Polvo otoñal
por Cecilia Eudave
Para Karla Sandomingo
Después
de pagar el taxi, que me dejó en la puerta del hotel, el chofer me lanzó una
mirada inquieta. No comprendí el gesto inmediatamente. Supuse que se debió a mi
silencio durante el trayecto o a que le di las instrucciones detalladas de cómo
llegar en un papelito amarillento y quemado, a punto de desbaratarse; o tal vez
percibió mi mano ennegrecida, reseca, que dejó pedacitos de piel en el billete
que recibió asombrado. Posiblemente fue mi rostro extremadamente maquillado,
semejante al de una máscara japonesa o a la cara de una Geisha que reprime toda
expresión.
—¿Le ayudo a bajar su equipaje?
Asentí con la cabeza y él rápidamente sacó de la cajuela mi maleta pequeña. Al verla tan minúscula, tan insignificante, tan apenas con lo necesario, me di pena. Contrastaba con mi bolso de mano inmenso, y ni siquiera sabía qué había echado dentro, ni por qué pesaba tanto. Ya no puedo llevar peso, mi cuerpo se está derrumbando. Aún así insisto en quebrantarme los huesos como si con ello acelerara el proceso que me derruye.
Quise darle una propina; no la aceptó.
Quizás observó las uñas amoratadas, no por el frío de esa tarde otoñal, sino
porque estaban a punto de desvanecerse en cuanto llegaran a la opacidad
necesaria para extinguirse, y sintió un poco de repulsión. No sé si ésta sea la
palabra adecuada para nombrar lo que provoca mirarme. Creo que en realidad tuvo
miedo, el pobre joven, de contagiarse de algo. Y yo no pude explicarle, ni
sonreír siquiera —hacía tiempo que si estiraba de más los labios se agrietaban
las mejillas— para que esa sensación lúgubre de estar casi depositando un
cadáver en ese decadente hotel no se fijara en su cabeza.

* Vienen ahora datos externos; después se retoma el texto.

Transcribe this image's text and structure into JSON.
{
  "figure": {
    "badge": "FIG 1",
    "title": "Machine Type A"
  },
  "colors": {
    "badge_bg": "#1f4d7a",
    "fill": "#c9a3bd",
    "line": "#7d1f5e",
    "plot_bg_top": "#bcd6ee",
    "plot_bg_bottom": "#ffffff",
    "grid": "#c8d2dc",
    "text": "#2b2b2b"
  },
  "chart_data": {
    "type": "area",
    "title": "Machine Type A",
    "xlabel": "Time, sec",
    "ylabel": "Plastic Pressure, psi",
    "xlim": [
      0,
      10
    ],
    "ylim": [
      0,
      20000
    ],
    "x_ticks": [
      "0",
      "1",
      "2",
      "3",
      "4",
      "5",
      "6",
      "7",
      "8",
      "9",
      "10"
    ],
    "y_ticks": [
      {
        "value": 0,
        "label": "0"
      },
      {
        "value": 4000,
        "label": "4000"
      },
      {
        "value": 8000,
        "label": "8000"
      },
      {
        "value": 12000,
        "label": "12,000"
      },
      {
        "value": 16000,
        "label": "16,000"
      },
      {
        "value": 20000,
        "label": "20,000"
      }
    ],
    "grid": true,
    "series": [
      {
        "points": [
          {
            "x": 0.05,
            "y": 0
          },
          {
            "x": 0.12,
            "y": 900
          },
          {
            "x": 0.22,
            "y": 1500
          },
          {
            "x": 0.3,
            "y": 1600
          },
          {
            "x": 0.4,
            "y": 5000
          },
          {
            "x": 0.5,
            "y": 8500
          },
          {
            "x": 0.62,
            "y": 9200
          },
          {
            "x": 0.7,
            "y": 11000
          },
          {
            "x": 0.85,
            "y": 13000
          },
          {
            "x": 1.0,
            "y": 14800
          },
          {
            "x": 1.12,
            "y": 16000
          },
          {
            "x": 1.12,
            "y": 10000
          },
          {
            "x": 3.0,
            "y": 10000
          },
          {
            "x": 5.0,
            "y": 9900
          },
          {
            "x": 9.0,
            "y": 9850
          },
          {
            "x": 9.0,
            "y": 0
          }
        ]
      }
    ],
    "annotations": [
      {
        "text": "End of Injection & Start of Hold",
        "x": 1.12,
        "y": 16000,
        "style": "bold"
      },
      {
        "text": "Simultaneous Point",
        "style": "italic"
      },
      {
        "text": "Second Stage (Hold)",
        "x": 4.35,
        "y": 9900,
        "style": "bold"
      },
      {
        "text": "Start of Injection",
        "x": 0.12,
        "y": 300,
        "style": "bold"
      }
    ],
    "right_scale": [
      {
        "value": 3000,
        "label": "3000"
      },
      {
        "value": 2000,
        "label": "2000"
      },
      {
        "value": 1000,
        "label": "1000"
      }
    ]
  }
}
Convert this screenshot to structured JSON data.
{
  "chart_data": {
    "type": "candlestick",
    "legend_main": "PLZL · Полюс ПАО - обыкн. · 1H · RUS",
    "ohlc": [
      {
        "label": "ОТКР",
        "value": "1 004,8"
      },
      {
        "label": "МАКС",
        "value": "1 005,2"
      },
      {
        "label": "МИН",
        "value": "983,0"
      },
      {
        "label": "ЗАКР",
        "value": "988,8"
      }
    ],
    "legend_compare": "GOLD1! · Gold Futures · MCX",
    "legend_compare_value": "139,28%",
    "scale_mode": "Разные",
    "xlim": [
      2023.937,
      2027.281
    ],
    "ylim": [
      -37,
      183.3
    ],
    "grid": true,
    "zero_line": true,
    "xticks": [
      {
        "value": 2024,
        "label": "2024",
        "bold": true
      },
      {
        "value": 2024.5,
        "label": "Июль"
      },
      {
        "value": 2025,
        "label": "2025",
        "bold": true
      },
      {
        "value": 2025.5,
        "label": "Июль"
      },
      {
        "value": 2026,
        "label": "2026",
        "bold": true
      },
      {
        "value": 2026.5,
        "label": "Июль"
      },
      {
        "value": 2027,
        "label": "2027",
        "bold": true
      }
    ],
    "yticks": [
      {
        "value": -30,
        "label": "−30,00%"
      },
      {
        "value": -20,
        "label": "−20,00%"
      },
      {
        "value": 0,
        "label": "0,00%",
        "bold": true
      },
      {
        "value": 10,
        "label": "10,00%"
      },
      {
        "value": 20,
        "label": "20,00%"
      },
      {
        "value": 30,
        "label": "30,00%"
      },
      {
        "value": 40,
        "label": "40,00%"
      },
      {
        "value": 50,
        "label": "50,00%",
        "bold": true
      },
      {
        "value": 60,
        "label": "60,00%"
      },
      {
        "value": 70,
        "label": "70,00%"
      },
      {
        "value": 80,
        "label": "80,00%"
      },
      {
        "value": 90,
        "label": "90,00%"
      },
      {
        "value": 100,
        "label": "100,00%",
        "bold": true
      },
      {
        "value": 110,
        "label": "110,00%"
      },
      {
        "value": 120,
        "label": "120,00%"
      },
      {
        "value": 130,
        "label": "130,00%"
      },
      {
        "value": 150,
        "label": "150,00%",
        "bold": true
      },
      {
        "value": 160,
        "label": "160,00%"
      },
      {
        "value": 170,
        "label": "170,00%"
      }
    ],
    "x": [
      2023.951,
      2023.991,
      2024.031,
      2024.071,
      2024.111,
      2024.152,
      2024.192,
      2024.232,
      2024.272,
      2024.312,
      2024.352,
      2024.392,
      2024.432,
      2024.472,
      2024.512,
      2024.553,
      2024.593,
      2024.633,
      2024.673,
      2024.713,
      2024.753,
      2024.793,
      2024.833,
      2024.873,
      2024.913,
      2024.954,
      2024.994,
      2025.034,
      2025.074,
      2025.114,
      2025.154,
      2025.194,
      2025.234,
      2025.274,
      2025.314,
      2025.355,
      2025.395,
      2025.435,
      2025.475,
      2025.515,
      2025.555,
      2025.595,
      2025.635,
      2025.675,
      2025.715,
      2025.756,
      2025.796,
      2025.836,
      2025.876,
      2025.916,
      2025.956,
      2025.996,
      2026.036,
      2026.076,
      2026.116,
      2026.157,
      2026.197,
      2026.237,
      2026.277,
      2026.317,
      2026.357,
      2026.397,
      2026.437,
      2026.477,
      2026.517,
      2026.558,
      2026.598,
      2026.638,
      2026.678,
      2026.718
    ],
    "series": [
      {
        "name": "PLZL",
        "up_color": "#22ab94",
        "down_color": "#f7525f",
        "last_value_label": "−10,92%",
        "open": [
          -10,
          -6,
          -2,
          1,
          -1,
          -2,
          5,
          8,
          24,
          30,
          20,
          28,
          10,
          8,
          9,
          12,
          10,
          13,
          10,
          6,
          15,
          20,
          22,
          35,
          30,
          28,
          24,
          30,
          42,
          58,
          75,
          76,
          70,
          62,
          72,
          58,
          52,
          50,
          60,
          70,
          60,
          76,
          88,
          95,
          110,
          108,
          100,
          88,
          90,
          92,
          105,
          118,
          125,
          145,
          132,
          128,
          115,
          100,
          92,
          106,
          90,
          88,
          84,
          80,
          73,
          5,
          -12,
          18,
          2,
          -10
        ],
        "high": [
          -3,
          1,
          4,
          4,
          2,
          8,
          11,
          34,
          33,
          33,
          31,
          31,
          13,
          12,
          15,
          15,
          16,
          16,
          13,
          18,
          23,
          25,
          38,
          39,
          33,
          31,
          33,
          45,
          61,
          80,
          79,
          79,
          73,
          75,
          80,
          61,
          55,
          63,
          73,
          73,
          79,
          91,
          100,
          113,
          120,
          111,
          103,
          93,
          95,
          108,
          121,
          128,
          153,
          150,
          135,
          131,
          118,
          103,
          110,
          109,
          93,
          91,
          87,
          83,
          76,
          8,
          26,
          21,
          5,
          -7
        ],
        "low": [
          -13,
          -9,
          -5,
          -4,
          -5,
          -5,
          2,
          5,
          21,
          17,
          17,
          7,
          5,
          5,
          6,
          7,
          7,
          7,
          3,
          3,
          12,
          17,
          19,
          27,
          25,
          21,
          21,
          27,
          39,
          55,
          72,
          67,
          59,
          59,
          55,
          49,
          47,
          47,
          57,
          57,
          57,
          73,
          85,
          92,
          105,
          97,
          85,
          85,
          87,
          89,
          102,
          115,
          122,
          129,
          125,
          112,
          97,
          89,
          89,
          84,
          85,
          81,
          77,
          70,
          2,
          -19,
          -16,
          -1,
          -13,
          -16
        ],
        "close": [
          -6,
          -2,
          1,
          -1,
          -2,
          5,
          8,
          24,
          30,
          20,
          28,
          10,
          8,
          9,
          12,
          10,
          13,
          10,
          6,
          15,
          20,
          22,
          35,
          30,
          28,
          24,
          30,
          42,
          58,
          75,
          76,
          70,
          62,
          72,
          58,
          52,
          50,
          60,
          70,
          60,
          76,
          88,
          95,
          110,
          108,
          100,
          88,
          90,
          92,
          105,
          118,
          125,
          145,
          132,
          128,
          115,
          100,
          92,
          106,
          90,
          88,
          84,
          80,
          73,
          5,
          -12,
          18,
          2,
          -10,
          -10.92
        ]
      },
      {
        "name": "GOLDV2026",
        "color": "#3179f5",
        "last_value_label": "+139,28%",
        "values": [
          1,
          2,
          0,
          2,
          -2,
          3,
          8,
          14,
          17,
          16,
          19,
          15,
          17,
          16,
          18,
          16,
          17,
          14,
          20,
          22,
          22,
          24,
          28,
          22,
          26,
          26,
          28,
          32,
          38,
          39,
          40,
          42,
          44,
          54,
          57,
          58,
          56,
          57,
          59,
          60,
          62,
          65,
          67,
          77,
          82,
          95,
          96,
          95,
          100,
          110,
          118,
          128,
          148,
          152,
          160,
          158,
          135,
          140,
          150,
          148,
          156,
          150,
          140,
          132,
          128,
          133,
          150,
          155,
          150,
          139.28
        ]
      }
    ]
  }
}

—Si quiere puedo llevarle las cosas
hasta la recepción.
El chico lucía asustado pero al mismo
tiempo un dejo de piedad o humanidad se desgajaba de sus ojos. Tenía los
dientes apretados a pesar de disimularlo con una sonrisa amigable. No sé porqué
los ancianos damos pena, tristeza. Moví la cabeza negativamente, sintió cierto
alivio, subió rápido al auto. Antes de partir agitó su mano como si se
despidiera de un pariente o de un recuerdo.
Nunca fui un ser empático. «Naciste muy
callada», dijo mi madre. «Eras una niña solitaria», me comentaron mis hermanos.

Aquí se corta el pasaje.